Étude : Quand les jeux vous manipulent en coulisses
Depuis quelques années, la question de l’influence comportementale dans le secteur des jeux d’argent gagne en visibilité. Et la Kansspelautoriteit (Ksa) vient de franchir une étape majeure : elle publie un rapport d’enquête sur la manière dont les opérateurs de jeux manipulent subtilement le comportement des joueurs en ligne.
De l’observation au rapport : comment l’enquête a été conduite
L’enquête a été réalisée par un institut de recherche, Behavioural Insights, mandaté par la Ksa. Son objectif : examiner les techniques concrètes que les opérateurs utilisent pour influencer le comportement, parfois de façon subtile, et repérer les parcours à haut risque.
Les chercheurs ont analysé des plateformes de jeux en ligne, les interfaces, les feedbacks aux joueurs, les options d’auto-exclusion et de pause, et plus encore. Ils ont comparé ces pratiques à des techniques marketing classiques, comme celles des sites de e-commerce, où l’on encourage la consommation par des relances, incitations visuelles ou récompenses progressives.
Le rapport distingue plusieurs types d’influence :
- des feedbacks sur le comportement de jeu (par exemple : “vous avez joué plus que d’habitude”)
- des incitations à augmenter les mises
- des mécanismes de relance après une pause ou un arrêt
- des interventions pédagogiques ou d’alerte destinées à limiter les excès
Même si certaines de ces interventions sont potentiellement bénéfiques (comme des alertes ou des suggestions de pause) le rapport insiste : certaines méthodes vont trop loin et peuvent accroître les risques de jeu compulsif.
Ce que le rapport révèle : défaillances du devoir de diligence
L’un des constats les plus frappants est la disparité entre ce que la loi exige des opérateurs et ce qui est réellement pratiqué. La Ksa impose en effet un devoir de diligence aux opérateurs de jeux d’argent : ils doivent surveiller le comportement des joueurs, détecter les profils à risque et intervenir.
Or, en pratique, cette surveillance est souvent insuffisante : certains opérateurs ne peuvent pas analyser les comportements en temps réel, d’autres n’agissent que tardivement, et certains outils d’intervention sont trop généraux pour avoir un effet réel sur les joueurs à risque.
Ainsi, des signaux d’alerte peuvent rester invisibles jusqu’à ce que le joueur soit déjà en phase de dépendance.

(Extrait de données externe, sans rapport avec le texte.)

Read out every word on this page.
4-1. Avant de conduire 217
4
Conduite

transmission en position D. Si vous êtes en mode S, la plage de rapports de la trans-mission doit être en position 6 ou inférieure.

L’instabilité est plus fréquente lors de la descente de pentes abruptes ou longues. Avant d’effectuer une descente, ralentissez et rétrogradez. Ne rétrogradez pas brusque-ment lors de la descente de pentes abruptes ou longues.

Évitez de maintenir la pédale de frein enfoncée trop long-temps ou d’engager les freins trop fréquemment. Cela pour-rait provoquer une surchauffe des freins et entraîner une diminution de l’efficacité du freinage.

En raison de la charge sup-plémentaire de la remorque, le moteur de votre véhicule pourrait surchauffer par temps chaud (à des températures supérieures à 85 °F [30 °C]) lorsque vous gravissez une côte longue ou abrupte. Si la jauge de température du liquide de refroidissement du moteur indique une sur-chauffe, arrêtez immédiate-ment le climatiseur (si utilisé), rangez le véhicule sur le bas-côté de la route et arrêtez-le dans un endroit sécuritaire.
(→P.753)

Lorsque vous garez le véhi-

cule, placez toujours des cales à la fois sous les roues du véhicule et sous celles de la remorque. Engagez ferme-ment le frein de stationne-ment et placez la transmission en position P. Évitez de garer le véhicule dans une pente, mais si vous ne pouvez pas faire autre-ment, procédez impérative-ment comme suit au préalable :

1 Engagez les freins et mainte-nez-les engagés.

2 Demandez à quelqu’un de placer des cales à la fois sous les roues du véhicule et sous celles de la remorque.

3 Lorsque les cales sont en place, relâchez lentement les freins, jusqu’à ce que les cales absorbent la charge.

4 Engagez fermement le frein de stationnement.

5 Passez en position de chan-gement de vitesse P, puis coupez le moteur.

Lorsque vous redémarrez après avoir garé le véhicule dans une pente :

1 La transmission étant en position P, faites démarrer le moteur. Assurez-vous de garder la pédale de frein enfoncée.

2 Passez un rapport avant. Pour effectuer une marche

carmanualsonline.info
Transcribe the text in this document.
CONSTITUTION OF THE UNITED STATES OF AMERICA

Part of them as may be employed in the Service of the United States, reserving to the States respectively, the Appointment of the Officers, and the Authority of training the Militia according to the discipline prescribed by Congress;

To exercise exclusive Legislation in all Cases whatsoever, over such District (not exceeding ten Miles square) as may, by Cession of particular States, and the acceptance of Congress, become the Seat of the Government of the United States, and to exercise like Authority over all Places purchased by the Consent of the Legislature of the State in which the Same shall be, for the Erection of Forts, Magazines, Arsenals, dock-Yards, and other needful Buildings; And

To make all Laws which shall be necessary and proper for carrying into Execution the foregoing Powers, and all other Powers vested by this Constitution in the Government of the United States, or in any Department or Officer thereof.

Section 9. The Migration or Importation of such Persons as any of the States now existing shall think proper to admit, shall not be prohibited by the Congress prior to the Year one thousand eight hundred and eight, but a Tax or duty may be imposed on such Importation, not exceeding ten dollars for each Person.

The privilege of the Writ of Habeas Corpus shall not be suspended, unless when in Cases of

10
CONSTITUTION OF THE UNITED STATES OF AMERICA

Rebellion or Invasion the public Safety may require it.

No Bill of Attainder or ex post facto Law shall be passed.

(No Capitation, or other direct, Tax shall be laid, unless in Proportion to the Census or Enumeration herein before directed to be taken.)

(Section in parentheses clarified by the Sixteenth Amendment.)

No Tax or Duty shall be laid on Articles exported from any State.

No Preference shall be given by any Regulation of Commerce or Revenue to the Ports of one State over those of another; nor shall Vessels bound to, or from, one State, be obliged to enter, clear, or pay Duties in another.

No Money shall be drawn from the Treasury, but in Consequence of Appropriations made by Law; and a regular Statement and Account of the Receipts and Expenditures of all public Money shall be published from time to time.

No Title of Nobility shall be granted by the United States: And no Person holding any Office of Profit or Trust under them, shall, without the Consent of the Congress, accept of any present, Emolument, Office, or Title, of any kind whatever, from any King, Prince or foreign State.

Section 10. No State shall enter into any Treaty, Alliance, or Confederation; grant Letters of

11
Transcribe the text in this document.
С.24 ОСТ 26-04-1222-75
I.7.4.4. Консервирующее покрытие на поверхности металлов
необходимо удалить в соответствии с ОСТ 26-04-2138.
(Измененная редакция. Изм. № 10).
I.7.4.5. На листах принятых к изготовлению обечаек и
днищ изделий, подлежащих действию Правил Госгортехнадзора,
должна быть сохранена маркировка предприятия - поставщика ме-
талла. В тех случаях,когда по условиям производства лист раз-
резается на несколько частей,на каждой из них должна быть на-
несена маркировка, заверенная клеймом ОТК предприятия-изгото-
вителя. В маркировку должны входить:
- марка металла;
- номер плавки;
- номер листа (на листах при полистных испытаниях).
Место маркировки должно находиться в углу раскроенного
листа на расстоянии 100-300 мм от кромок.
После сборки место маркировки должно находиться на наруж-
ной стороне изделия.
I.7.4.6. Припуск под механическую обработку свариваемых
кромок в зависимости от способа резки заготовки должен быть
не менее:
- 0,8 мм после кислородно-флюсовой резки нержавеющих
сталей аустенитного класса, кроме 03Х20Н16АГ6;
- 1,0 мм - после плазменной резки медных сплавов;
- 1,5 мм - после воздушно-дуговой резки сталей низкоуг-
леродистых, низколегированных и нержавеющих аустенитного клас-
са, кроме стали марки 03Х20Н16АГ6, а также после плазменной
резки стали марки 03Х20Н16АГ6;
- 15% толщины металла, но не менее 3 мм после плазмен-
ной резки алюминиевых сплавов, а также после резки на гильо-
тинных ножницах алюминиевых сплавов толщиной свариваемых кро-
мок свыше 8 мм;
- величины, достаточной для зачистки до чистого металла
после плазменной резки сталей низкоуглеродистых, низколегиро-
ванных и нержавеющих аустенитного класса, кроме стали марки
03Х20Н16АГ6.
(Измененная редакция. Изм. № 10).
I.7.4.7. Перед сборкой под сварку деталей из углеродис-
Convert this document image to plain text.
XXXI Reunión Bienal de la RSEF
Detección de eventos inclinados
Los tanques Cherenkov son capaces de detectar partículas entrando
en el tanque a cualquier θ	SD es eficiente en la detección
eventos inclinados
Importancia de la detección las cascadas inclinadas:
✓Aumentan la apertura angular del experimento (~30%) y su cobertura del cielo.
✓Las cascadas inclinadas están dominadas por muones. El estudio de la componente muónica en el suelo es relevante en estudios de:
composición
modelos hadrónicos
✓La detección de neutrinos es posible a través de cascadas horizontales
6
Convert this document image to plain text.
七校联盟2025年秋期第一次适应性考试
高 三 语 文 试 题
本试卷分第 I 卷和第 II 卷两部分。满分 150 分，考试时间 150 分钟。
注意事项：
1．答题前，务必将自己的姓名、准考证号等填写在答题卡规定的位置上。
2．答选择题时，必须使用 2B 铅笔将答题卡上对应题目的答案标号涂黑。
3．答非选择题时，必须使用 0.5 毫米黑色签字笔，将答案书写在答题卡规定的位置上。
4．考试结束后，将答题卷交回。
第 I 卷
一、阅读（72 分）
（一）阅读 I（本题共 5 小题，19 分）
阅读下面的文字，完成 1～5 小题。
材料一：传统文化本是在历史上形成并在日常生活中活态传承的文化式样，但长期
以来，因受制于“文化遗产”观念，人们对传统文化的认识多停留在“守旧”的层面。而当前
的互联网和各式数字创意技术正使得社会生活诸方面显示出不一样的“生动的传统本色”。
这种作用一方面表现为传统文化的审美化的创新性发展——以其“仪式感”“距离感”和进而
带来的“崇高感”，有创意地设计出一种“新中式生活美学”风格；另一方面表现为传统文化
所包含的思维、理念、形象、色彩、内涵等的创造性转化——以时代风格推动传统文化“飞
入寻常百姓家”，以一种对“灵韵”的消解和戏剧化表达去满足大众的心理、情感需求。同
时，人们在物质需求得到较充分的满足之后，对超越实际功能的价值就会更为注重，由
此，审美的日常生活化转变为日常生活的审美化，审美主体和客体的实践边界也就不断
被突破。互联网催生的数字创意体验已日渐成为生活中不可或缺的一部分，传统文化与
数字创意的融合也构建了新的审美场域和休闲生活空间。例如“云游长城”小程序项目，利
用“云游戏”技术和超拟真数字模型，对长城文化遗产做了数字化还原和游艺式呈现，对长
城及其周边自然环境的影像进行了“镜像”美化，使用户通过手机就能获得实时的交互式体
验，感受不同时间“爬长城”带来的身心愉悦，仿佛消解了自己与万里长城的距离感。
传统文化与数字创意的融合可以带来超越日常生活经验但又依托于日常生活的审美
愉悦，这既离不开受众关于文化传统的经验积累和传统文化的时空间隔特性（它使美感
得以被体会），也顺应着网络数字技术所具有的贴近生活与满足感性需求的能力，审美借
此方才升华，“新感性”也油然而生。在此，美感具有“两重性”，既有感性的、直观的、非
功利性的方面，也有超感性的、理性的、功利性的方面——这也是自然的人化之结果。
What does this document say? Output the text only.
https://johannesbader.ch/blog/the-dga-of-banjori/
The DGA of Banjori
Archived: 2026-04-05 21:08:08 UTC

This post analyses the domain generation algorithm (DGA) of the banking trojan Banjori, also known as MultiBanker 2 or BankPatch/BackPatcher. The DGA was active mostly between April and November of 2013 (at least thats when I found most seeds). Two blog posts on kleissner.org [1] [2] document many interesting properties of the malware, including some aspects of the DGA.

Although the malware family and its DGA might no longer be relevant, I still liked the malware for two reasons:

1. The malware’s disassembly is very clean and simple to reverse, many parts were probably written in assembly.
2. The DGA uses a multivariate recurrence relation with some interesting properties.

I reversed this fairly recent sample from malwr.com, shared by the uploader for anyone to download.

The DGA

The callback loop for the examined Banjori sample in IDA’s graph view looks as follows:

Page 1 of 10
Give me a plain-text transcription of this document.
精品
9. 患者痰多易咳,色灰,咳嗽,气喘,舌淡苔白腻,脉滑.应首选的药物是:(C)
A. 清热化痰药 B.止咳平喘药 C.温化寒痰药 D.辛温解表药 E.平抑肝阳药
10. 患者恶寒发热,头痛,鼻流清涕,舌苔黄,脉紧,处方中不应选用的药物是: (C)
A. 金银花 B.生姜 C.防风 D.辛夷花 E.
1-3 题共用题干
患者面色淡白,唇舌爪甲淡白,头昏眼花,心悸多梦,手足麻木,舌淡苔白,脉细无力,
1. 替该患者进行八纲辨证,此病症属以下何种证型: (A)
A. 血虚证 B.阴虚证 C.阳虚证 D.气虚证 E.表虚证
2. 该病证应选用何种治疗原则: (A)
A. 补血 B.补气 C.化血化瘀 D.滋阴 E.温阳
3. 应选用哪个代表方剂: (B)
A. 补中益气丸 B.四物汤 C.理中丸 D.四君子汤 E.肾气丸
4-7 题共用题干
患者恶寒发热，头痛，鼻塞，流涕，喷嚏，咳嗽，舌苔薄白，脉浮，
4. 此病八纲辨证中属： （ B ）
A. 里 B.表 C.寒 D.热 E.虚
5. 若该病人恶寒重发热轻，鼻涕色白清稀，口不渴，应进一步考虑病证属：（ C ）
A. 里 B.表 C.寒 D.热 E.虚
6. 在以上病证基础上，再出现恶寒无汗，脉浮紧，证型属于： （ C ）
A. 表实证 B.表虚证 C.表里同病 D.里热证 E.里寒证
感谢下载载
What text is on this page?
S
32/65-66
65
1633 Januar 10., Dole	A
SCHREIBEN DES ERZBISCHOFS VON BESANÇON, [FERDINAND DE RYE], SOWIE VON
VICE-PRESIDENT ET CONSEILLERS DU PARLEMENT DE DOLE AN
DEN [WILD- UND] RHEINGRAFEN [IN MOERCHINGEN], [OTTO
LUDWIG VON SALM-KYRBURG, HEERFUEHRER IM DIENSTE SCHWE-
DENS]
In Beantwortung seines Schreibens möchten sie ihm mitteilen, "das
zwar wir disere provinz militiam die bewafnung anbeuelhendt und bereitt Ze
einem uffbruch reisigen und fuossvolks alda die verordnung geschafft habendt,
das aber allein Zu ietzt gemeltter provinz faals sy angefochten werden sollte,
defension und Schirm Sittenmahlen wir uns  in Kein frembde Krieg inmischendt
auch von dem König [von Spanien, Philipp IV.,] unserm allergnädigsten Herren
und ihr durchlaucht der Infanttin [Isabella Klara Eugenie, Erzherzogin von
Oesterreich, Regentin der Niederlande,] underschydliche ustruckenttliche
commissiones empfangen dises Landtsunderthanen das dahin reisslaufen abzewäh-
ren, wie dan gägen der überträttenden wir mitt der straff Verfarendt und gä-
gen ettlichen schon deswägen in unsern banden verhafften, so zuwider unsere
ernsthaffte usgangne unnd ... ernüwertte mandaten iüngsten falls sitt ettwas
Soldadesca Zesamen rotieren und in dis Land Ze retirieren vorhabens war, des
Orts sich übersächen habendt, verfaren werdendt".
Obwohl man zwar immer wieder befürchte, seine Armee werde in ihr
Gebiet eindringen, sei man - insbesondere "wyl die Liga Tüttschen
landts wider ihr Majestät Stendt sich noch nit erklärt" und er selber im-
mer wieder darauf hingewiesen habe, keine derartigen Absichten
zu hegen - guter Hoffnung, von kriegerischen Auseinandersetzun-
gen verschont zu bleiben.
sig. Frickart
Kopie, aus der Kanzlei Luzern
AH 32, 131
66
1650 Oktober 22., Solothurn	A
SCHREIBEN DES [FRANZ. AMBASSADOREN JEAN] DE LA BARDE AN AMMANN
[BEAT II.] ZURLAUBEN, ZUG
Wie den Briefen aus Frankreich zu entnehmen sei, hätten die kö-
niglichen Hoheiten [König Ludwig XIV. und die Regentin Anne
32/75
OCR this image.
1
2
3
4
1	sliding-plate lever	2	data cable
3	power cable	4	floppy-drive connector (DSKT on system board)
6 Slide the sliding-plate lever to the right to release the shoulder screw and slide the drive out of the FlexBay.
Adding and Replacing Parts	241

Le rapport évoque clairement la domination des intérêts commerciaux sur la protection des joueurs.
Michel Groothuizen, président de la Ksa, le formule clairement : “À la Ksa, nous comprenons que les fournisseurs en ligne, tout comme les autres entreprises commerciales, observent ce que font les utilisateurs de leurs plateformes et cherchent à orienter leurs actions à leur avantage. Grâce à cette étude, nous comprenons mieux comment ils procèdent et pouvons donner davantage d’indications sur les pratiques négatives et les éléments que nous ne souhaitons plus voir.”
Le marché sous tension
L’enquête arrive à un moment où le marché du jeu en ligne néerlandais est en pleine expansion. Depuis l’ouverture légale aux opérateurs ayant une licence valide, le nombre de joueurs a explosé.
Pourtant, derrière cette croissance se cachent des signaux inquiétants : les mécanismes de protection ne suivent pas le rythme, les outils d’intervention varient grandement d’un opérateur à l’autre, et les mécanismes de feedback sont parfois conçus pour encourager la dépense plutôt que la retenue.
Le rapport souligne que 70 % des joueurs en ligne sont des nouveaux venus depuis la légalisation. Cela implique un défi de taille : protéger des profils novices, plus vulnérables aux impulsions et aux incitations psychologiques. Peu de mécanismes actuels semblent adaptés à ce défi.
Vers de nouveaux standards : ce que réclame la Ksa
Fort de ces constats, la Ksa ne se limite pas à exposer les problèmes. Elle annonce le lancement d’un nouvel examen interne destiné à cerner les effets négatifs de l’influence comportementale et à vérifier si les opérateurs respectent leur devoir de diligence.
Ce qui se joue maintenant, c’est une possible révision des lignes directrices : les pratiques jugées abusives pourraient être proscrites, et les sanctions renforcées pour les opérateurs qui ne parviennent pas à détecter les joueurs à risque ou qui exploitent les biais cognitifs à des fins lucratives.
L’enquête de la Ksa révèle que les opérateurs de jeux en ligne ne se contentent pas d’offrir un service neutre : beaucoup usent de techniques sophistiquées pour orienter, inciter et parfois manipuler le choix des joueurs. L’écart entre l’obligation de soin exigée par la loi et la mise en œuvre concrète est préoccupant. Le rapport ouvre ainsi la voie à un renforcement des standards, voire à une régulation plus stricte.